What Customers Will Wait For
Customers will endure long waits to get unique throws, such as those specially woven to incorporate family pictures, Shirilla says. But the products have to be niche items unavailable elsewhere. A shirt—even one that's custom-made—probably isn't unique enough to justify waiting three weeks, when consumers can go to a neighborhood tailor and get a hand-fitted shirt with a one-day turnaround.
"You have to offer something other shirtmakers cannot, whether it's great graphic tools, or special materials, or workmanship," Ratoff says. Even then, a three-week wait won't be acceptable in the long run.

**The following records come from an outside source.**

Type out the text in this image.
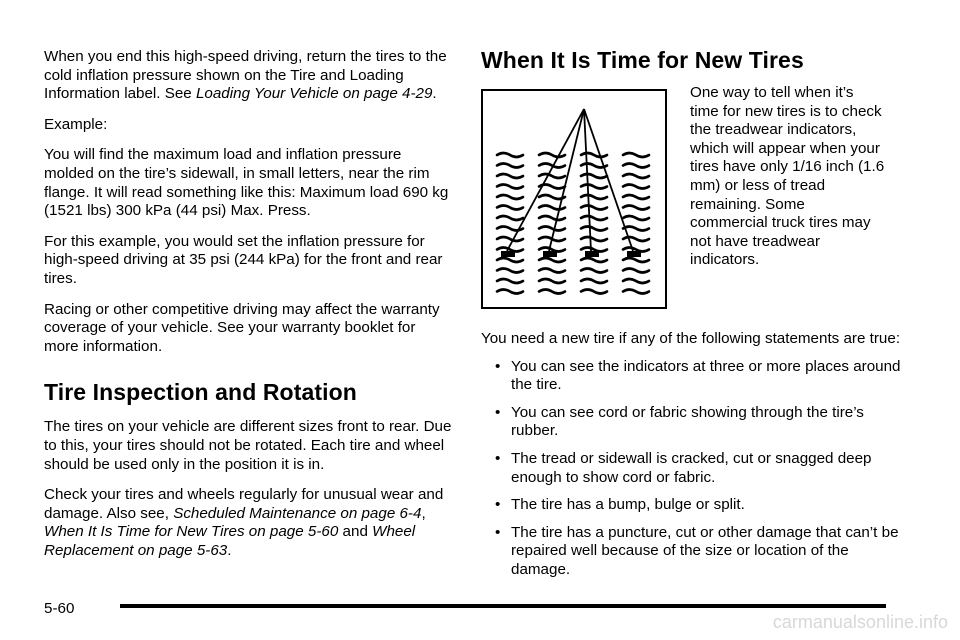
When you end this high-speed driving, return the tires to the cold inflation pressure shown on the Tire and Loading Information label. See Loading Your Vehicle on page 4-29.

Example:

You will find the maximum load and inflation pressure molded on the tire’s sidewall, in small letters, near the rim flange. It will read something like this: Maximum load 690 kg (1521 lbs) 300 kPa (44 psi) Max. Press.

For this example, you would set the inflation pressure for high-speed driving at 35 psi (244 kPa) for the front and rear tires.

Racing or other competitive driving may affect the warranty coverage of your vehicle. See your warranty booklet for more information.

Tire Inspection and Rotation

The tires on your vehicle are different sizes front to rear. Due to this, your tires should not be rotated. Each tire and wheel should be used only in the position it is in.

Check your tires and wheels regularly for unusual wear and damage. Also see, Scheduled Maintenance on page 6-4, When It Is Time for New Tires on page 5-60 and Wheel Replacement on page 5-63.

When It Is Time for New Tires

One way to tell when it’s time for new tires is to check the treadwear indicators, which will appear when your tires have only 1/16 inch (1.6 mm) or less of tread remaining. Some commercial truck tires may not have treadwear indicators.

You need a new tire if any of the following statements are true:

• You can see the indicators at three or more places around the tire.
• You can see cord or fabric showing through the tire’s rubber.
• The tread or sidewall is cracked, cut or snagged deep enough to show cord or fabric.
• The tire has a bump, bulge or split.
• The tire has a puncture, cut or other damage that can’t be repaired well because of the size or location of the damage.
5-60
carmanualsonline.info
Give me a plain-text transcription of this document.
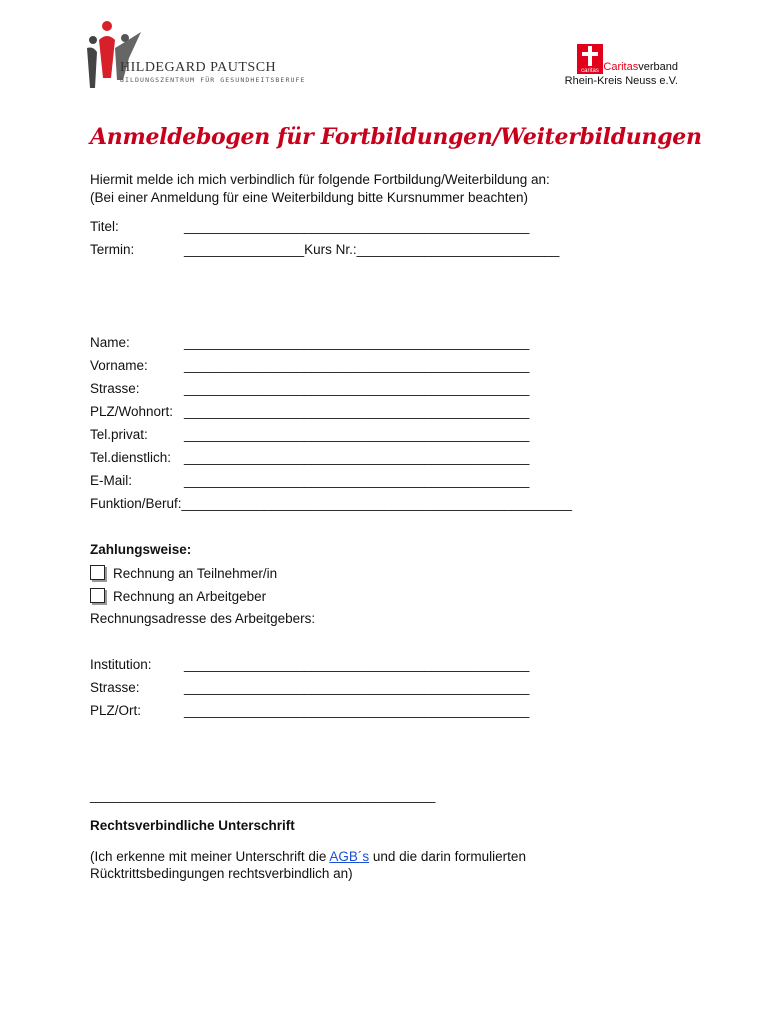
HILDEGARD PAUTSCH
BILDUNGSZENTRUM FÜR GESUNDHEITSBERUFE
caritas Caritasverband
Rhein-Kreis Neuss e.V.
Anmeldebogen für Fortbildungen/Weiterbildungen
Hiermit melde ich mich verbindlich für folgende Fortbildung/Weiterbildung an:
(Bei einer Anmeldung für eine Weiterbildung bitte Kursnummer beachten)
Titel:	______________________________________________
Termin:	________________Kurs Nr.:___________________________
Name:	______________________________________________
Vorname:	______________________________________________
Strasse:	______________________________________________
PLZ/Wohnort: ______________________________________________
Tel.privat:	______________________________________________
Tel.dienstlich: ______________________________________________
E-Mail:	______________________________________________
Funktion/Beruf:____________________________________________________
Zahlungsweise:
Rechnung an Teilnehmer/in
Rechnung an Arbeitgeber
Rechnungsadresse des Arbeitgebers:
Institution: ______________________________________________
Strasse:	______________________________________________
PLZ/Ort:	______________________________________________
______________________________________________
Rechtsverbindliche Unterschrift
(Ich erkenne mit meiner Unterschrift die AGB´s und die darin formulierten
Rücktrittsbedingungen rechtsverbindlich an)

Your other problems—hesitation about ordering online or buying clothing that can't be examined ahead of time—are less likely to be long-term sales obstacles. "Have a toll-free number, be transparent about your business, and you'll find that most of those fears are long gone," Shirilla says. "For nine hours a day, we answer the phone every time it rings. Lots of times, people will call just to see if we're legitimate, and 60 seconds later their order comes through online."
The Value of Testimonials
Customers likely to buy online look for money-back guarantees, free shipping on returns, and a robust customer service department. "Yes, some people still have a negative attitude, and some will never buy online, but neither one of these thought processes defines your customer," Metchek says. "I suggest you concentrate on those who do shop online and forget the rest."
Using new "fit" technologies that define proper fit for the online consumer could help assure customers you'll get their order right the first time, Metchek says. She recommends you explore the fit systems at Tukatech.
And make sure you solicit and use testimonials from satisfied customers. "First-time customers want to know that other people have been happy with the results," Ratoff says. "Your Web site should be full of clearly visible success stories."